Association of Investment Professionals in the Netherlands
My membership

Een keurmerk: ook voor duurzaam beleggen van belang!

Back to recent publications

We spreken met Randy Pattiselanno over de toegenomen regelgeving in de financiële wereld.1 Ook hier is de vergroeningstrend duidelijk zichtbaar.

De hoeveelheid regelgeving lijkt zich op te stapelen. Hoe kunnen institutionele beleggers de ‘rode draad’ vinden? Hoe kunnen zij er zeker van zijn dat zij ‘compliant’ zijn (of kunnen zijn)?
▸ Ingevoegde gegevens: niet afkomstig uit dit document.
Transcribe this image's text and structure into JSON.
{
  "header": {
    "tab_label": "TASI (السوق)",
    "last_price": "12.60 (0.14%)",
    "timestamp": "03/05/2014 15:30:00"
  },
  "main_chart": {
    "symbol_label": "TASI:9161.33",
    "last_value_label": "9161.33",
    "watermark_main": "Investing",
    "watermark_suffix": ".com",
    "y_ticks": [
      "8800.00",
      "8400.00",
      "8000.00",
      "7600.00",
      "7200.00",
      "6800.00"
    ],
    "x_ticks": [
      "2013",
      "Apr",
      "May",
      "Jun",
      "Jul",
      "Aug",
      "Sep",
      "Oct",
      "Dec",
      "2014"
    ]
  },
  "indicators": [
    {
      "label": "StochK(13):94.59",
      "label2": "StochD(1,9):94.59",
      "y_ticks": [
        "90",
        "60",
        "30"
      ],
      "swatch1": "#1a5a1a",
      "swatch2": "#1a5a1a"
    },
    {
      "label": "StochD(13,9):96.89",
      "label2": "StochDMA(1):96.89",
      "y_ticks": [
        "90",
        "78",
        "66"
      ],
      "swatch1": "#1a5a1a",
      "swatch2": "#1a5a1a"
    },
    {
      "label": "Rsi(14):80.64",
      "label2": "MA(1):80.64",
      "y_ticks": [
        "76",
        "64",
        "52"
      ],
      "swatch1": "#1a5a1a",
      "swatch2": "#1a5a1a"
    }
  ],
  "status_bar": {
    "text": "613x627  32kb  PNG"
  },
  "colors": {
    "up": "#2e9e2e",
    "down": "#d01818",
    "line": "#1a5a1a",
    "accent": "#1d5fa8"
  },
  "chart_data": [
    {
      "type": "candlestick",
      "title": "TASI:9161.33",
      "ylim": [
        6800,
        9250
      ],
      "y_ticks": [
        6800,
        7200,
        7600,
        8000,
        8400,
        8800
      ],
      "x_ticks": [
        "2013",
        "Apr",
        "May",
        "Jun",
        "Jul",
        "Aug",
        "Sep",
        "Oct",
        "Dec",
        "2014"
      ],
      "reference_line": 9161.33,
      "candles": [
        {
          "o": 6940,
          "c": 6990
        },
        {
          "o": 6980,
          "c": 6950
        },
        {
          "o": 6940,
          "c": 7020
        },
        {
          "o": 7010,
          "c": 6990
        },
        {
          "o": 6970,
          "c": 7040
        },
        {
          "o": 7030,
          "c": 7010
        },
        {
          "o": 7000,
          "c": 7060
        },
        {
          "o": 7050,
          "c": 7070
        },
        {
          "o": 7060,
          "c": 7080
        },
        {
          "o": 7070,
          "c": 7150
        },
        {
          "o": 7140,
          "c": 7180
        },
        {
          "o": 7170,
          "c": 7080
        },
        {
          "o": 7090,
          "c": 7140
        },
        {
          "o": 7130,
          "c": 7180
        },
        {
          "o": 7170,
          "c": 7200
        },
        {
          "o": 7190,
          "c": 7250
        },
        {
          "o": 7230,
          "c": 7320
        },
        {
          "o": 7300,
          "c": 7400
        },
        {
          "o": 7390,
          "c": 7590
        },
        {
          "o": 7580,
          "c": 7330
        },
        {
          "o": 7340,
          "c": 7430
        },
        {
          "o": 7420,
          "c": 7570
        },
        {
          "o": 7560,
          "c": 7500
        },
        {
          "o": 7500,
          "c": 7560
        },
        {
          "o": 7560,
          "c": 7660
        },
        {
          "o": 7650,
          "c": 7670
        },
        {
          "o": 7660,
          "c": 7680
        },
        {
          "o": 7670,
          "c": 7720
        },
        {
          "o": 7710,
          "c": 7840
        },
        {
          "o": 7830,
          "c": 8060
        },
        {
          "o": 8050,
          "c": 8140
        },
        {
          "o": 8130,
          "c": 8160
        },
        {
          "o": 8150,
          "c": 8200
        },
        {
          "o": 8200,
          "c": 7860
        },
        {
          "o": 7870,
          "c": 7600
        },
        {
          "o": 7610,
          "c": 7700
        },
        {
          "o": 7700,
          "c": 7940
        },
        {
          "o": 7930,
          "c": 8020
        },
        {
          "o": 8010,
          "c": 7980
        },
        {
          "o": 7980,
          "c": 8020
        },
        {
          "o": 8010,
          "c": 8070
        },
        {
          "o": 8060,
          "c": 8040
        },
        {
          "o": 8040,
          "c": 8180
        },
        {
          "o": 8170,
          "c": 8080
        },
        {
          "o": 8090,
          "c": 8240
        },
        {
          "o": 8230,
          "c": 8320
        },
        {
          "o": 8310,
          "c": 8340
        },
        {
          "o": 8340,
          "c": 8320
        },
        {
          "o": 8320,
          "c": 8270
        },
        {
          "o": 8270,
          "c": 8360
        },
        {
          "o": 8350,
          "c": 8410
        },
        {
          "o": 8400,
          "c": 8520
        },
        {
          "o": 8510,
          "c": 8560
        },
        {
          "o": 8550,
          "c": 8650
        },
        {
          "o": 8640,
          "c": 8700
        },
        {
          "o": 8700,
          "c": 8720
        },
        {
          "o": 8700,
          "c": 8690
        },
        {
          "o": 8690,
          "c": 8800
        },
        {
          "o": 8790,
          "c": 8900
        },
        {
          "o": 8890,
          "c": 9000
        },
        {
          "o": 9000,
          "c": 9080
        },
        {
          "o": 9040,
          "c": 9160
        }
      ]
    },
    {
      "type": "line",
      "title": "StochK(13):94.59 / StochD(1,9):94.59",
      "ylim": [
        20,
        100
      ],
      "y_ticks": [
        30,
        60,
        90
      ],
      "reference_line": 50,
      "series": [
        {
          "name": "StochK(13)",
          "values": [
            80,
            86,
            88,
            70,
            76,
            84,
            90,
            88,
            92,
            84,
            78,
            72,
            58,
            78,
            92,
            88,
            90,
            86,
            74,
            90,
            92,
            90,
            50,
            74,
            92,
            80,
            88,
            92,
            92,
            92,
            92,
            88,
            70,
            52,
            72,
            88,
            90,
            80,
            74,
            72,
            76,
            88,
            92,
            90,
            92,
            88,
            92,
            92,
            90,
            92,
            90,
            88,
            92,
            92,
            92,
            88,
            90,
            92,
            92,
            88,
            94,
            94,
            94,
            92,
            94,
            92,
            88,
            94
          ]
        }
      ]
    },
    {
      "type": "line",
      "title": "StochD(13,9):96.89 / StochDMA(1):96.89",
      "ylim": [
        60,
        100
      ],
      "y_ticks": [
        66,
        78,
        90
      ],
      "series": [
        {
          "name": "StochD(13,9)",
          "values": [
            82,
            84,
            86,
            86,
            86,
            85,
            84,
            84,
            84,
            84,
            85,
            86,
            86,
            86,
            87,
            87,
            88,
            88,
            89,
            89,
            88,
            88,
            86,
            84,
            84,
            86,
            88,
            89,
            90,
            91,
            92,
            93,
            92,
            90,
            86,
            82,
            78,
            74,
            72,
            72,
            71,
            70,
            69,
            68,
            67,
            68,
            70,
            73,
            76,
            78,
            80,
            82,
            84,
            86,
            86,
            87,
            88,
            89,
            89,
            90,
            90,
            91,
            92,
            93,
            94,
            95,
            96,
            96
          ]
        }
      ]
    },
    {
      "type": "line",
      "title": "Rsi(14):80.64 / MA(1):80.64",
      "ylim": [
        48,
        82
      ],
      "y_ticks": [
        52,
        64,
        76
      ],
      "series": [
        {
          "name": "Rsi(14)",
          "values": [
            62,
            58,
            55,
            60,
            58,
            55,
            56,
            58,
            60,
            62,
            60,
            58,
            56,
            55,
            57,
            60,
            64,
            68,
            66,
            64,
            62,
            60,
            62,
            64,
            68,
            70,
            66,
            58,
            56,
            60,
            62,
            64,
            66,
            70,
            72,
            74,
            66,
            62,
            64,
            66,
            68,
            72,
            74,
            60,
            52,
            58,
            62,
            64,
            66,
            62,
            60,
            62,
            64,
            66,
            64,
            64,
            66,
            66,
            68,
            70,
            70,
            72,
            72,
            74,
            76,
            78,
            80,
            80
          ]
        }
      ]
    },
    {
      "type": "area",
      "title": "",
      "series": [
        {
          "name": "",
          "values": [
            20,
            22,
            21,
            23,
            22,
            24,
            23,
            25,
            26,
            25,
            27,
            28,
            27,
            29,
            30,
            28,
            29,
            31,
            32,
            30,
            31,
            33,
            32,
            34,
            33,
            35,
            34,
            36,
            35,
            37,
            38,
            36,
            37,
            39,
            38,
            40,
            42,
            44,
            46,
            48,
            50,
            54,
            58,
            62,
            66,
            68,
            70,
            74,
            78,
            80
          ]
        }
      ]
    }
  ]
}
Dit is buitengewoon lastig want het is eigenlijk niet 100% vast te stellen dat je als asset manager 100% compliant bent. “Het is dus in wezen een illusie” om dit met 100% zekerheid te zeggen aldus de jurist. Als asset manager moet je aan enorm veel regelgeving voldoen. Hij verwijst naar de regelgeving op sectoraal niveau die al fors is. Voorbeelden van omvangrijke sectorale regelgevingen zijn UCITS, AIFMD, MiFID, en de kapitaaleisen uit IFR/IFD. Daarbij komt de wetgeving die niet sectoraal bepaald is en ook een grote impact heeft op asset managers. Denk aan SRD II (Shareholder Rights Directive), maar in het bijzonder de groeiende Europese duurzaamheidsregelgeving. Al deze regelgeving heeft op één of andere manier invloed op je organisatie.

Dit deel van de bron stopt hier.